President Obama has received some of the most brutal criticism of his presidency with his handling of the situation in Syria. In the new edition of Time, left-center columnist Joe Klein writes that Obama's contradictory positions regarding Syrian leader Bashar al-Assad's crossing a red line by using chemical weapons "has damaged his presidency and weakened the nation’s standing in the world, " adding "It has been one of the more stunning and inexplicable displays of presidential incompetence that I’ve ever witnessed."
But the President pushed back by giving yet another television interview on Sunday (after he went on six networks last Monday night), this time to George Stephanopoulous on ABC's This Week.

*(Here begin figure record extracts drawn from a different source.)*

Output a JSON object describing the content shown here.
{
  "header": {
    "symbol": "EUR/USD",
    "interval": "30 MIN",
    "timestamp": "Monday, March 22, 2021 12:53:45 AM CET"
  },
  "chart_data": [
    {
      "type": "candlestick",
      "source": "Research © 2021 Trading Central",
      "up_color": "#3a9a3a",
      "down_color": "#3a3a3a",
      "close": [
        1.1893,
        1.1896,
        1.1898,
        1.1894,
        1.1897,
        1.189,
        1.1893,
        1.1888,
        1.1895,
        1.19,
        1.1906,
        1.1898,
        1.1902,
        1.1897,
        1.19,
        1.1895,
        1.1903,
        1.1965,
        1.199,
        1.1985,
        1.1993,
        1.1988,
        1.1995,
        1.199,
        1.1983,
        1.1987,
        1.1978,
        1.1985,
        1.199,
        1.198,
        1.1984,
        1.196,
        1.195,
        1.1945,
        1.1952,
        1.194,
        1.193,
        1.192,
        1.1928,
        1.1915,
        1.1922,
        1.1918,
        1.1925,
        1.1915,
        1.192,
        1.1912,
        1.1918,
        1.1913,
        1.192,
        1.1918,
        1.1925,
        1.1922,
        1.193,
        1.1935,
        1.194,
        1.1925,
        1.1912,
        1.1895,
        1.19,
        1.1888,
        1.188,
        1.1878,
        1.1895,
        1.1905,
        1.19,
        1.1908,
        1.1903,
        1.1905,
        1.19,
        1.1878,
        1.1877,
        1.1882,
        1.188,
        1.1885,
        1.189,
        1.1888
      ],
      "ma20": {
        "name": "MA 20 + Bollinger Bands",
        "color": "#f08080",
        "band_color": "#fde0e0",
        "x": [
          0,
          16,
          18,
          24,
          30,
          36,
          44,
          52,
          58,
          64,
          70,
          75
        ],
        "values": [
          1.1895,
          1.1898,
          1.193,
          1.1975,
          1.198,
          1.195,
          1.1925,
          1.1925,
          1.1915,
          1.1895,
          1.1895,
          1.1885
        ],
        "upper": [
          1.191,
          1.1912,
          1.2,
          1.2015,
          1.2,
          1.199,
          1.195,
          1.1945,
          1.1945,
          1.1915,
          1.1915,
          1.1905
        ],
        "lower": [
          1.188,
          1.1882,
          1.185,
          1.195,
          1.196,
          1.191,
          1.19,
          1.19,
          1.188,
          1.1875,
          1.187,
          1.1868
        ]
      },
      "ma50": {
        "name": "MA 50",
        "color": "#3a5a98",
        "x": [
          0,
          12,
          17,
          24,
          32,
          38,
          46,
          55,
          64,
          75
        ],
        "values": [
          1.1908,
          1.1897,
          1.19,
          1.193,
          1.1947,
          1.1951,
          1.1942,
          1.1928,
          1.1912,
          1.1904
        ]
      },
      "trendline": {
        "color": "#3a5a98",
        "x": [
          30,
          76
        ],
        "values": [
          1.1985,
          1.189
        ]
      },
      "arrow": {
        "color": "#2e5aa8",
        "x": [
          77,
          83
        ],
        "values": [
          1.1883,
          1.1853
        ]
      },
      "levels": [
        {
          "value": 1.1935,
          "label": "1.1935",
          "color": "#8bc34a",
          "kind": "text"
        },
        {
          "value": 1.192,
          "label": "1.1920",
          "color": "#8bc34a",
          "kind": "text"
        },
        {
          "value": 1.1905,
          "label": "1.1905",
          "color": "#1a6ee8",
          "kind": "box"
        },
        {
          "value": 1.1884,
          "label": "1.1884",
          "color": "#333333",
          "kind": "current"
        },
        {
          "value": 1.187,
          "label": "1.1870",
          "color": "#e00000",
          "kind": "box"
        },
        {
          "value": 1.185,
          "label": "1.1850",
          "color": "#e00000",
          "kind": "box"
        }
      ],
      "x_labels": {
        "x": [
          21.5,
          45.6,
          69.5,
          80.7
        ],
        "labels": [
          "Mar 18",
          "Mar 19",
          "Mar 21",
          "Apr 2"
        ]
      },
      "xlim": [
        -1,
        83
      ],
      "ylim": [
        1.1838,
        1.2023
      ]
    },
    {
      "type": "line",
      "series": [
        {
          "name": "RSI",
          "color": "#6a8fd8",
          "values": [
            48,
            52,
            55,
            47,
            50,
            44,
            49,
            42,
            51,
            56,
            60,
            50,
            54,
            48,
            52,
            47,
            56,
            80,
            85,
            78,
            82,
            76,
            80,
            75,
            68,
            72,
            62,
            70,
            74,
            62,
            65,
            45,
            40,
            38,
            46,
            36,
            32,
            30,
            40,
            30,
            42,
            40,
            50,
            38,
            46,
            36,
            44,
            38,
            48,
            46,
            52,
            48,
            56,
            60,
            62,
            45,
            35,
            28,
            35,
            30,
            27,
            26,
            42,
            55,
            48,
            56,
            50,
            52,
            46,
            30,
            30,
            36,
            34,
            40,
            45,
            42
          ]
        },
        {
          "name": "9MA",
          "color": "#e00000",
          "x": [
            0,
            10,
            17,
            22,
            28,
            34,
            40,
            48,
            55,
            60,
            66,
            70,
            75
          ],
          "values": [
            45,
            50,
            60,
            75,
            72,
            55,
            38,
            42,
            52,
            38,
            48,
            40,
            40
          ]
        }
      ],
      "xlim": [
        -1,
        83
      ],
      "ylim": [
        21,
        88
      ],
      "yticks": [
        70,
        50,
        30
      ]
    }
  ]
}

"Folks here in Washington like to grade on style,” Obama said in response to Stephanopoulos’ recounting of some “armchair criticism” the president has taken. “Had we rolled out something that was very smooth and disciplined and linear, they would have graded it well, even if it was a disastrous policy. We know that because that’s exactly how they graded the Iraq War.”
Some arms control experts seriously question the viability of the deal reached on Saturday between the U.S. and Russia that calls for Syria's arsenal of chemical weapons to be removed on destroyed by the middle of 2014. The deal calls for Syria to submit a complete list of its chemical weapons and storage and production facilities within a week. It also calls for "immediate and unfettered" access to chemical weapons by international inspectors.
Obama said "there are a lot of technical issues about getting chemical weapons out, generally. It becomes even more complicated where you’ve got a live war going on." But he added "if we have a verifiable (VOICE) agreement with specific timelines, that the Russians have taken— responsibility for, along with Assad— that, in and of itself, is a very positive development. It becomes much less likely that chemical weapons are used again. And there’s a mechanism whereby the world can potentially hold— hold— Syria accountable."
Under the framework agreement, international inspectors are to be on the ground in Syria by November.
Appearing on Fox News Sunday, Republican Representative Michael McCaul of Texas said it will be "extremely difficult" to disarm Assad's chemical weapons and asked whether American troops should be used in the disarming effort, McCaul said he would prefer to see Russian troops be used instead.